Years ago, when I got my 3880, I remember testing it to try and figure out what resolution could actually be sent to the printer using B&W line art. I seem to remember seeing improvement all the way to 1440 ppi. So on pure B&W, which means one ink, the printer was able to accept/render 1440 ppi. This requires special paper, i.e. your typical office paper has a dot bleed size larger than 1/1440.
On color photographs there was no improvement beyond 720 ppi, even on sections that had a pure black line on a pure white background. Beyond that I found that
- 180 ppi was acceptable for most shots.
- 240 ppi saw a large improvement over 180 ppi.

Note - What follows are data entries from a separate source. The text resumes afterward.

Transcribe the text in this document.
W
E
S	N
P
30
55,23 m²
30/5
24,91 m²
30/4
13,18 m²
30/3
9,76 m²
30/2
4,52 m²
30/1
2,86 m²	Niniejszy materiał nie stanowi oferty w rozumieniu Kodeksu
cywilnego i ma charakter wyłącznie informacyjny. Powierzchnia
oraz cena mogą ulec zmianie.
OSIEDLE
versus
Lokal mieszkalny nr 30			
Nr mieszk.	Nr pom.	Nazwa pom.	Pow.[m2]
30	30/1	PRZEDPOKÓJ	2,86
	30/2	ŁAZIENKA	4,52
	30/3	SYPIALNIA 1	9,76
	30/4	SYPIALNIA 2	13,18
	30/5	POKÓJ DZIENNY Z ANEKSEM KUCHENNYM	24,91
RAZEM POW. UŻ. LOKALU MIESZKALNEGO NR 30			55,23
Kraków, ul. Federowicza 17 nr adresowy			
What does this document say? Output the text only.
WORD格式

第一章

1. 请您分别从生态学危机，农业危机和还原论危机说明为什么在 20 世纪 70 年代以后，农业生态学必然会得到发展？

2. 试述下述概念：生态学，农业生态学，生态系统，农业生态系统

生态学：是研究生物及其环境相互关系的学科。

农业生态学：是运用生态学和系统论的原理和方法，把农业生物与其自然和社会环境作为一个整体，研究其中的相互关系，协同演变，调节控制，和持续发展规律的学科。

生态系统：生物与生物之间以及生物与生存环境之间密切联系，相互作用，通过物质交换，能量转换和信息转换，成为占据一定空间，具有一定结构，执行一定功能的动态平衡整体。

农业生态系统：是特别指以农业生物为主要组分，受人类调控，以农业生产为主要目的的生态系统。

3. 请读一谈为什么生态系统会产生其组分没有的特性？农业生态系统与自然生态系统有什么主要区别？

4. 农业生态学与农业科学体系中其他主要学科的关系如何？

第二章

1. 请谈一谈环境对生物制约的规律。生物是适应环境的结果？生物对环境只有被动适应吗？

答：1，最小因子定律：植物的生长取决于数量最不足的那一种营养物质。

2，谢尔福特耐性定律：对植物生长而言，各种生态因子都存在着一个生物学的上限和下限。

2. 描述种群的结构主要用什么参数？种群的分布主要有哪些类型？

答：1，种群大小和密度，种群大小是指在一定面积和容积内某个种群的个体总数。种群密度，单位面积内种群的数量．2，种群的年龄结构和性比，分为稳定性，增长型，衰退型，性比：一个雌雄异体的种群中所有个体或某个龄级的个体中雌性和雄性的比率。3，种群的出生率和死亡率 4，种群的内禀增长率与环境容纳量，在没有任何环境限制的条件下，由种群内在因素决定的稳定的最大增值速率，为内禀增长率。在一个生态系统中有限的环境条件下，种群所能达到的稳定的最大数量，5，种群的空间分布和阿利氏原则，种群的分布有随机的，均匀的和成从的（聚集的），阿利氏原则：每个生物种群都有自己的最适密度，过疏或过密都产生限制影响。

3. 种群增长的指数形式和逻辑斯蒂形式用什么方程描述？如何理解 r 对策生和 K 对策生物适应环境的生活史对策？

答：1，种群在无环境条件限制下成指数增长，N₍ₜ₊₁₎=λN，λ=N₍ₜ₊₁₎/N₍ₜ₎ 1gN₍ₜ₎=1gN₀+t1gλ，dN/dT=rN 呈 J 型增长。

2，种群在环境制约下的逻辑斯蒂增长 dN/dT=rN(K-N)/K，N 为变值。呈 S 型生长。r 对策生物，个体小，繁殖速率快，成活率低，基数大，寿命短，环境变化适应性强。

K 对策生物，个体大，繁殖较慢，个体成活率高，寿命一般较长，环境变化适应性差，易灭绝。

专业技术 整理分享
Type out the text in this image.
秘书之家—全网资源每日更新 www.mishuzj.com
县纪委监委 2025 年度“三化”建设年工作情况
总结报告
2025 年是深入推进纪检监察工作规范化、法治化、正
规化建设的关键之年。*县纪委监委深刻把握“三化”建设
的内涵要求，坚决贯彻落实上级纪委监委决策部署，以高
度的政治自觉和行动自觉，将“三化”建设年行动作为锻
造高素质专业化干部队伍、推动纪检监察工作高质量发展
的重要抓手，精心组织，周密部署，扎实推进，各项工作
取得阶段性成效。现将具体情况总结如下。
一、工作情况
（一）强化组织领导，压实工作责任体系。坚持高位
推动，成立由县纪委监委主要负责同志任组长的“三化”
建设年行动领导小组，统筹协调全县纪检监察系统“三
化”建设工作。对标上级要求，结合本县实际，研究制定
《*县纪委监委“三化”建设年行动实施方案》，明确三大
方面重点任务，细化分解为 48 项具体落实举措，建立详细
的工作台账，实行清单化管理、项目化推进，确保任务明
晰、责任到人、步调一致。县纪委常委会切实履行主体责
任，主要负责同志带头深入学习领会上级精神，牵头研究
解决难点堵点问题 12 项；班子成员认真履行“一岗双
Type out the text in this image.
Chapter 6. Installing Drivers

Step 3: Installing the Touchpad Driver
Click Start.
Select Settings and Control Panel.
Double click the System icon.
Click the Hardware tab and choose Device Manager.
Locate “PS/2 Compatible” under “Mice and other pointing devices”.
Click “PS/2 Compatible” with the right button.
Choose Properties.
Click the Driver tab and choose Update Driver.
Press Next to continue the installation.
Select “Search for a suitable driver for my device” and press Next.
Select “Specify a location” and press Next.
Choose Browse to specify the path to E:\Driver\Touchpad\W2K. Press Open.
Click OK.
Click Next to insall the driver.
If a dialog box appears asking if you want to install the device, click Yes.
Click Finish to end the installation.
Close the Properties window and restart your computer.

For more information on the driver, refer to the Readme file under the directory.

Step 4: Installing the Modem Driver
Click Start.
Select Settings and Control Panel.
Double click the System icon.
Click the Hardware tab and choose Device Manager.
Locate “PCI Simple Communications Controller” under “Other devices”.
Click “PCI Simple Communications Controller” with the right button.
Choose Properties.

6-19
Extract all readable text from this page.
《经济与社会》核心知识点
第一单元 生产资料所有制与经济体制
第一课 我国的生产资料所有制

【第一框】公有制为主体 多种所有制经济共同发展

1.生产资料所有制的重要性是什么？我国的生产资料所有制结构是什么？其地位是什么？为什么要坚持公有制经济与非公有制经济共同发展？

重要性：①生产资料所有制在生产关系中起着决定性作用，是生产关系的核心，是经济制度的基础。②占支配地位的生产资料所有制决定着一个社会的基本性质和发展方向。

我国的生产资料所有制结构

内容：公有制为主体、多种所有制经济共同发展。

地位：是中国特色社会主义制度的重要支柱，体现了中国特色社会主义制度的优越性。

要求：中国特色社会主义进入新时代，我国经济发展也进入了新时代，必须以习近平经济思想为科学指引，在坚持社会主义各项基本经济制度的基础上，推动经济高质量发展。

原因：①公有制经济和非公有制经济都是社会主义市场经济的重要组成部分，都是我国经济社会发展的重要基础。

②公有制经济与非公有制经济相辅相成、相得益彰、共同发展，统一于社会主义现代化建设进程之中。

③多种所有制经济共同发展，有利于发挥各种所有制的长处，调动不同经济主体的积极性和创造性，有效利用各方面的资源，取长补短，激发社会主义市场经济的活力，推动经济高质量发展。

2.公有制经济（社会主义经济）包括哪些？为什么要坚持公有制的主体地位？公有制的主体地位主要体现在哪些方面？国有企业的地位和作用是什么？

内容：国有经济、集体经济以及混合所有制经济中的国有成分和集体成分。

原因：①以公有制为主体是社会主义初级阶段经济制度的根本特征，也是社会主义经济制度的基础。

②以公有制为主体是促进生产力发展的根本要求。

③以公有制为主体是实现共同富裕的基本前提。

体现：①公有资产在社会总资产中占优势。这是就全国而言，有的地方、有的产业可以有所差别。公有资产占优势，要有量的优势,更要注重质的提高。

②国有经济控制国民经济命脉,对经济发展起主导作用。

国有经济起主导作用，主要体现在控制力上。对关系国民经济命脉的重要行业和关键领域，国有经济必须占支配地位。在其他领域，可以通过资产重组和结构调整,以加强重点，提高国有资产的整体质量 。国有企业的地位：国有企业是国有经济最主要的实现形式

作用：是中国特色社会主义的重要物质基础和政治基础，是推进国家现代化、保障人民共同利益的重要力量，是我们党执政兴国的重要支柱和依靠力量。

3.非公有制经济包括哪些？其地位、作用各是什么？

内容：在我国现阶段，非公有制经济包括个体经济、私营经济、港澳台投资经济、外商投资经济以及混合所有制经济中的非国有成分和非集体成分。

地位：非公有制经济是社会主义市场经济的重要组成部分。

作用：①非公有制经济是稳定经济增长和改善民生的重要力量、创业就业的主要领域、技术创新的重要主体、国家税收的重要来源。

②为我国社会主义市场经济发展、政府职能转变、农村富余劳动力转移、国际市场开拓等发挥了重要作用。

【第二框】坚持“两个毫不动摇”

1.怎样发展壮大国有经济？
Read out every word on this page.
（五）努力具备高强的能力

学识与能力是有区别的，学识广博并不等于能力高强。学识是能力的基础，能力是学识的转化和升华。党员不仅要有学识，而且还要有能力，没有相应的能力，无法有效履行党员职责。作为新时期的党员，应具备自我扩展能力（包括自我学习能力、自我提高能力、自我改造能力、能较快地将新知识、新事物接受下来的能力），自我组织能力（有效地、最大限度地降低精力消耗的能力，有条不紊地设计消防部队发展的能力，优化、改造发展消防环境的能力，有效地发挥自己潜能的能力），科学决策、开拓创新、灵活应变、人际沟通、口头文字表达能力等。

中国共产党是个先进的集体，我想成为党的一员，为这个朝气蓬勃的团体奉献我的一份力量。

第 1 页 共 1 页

- There was some improvement to 360 ppi, but you really had to look for it.
- On carefully crafted images you could see improvement to 720 ppi in monochromatic areas, suggesting photographs are scaled to 720 ppi before halftone. But otherwise there was nothing to see between 360 ppi and 720 ppi.
- By that time the scaling algorithms in the printer driver were already so good that hitting a multiple of the printer's resolution didn't matter. 240, 235, 245, 252 ppi etc. all came out the same.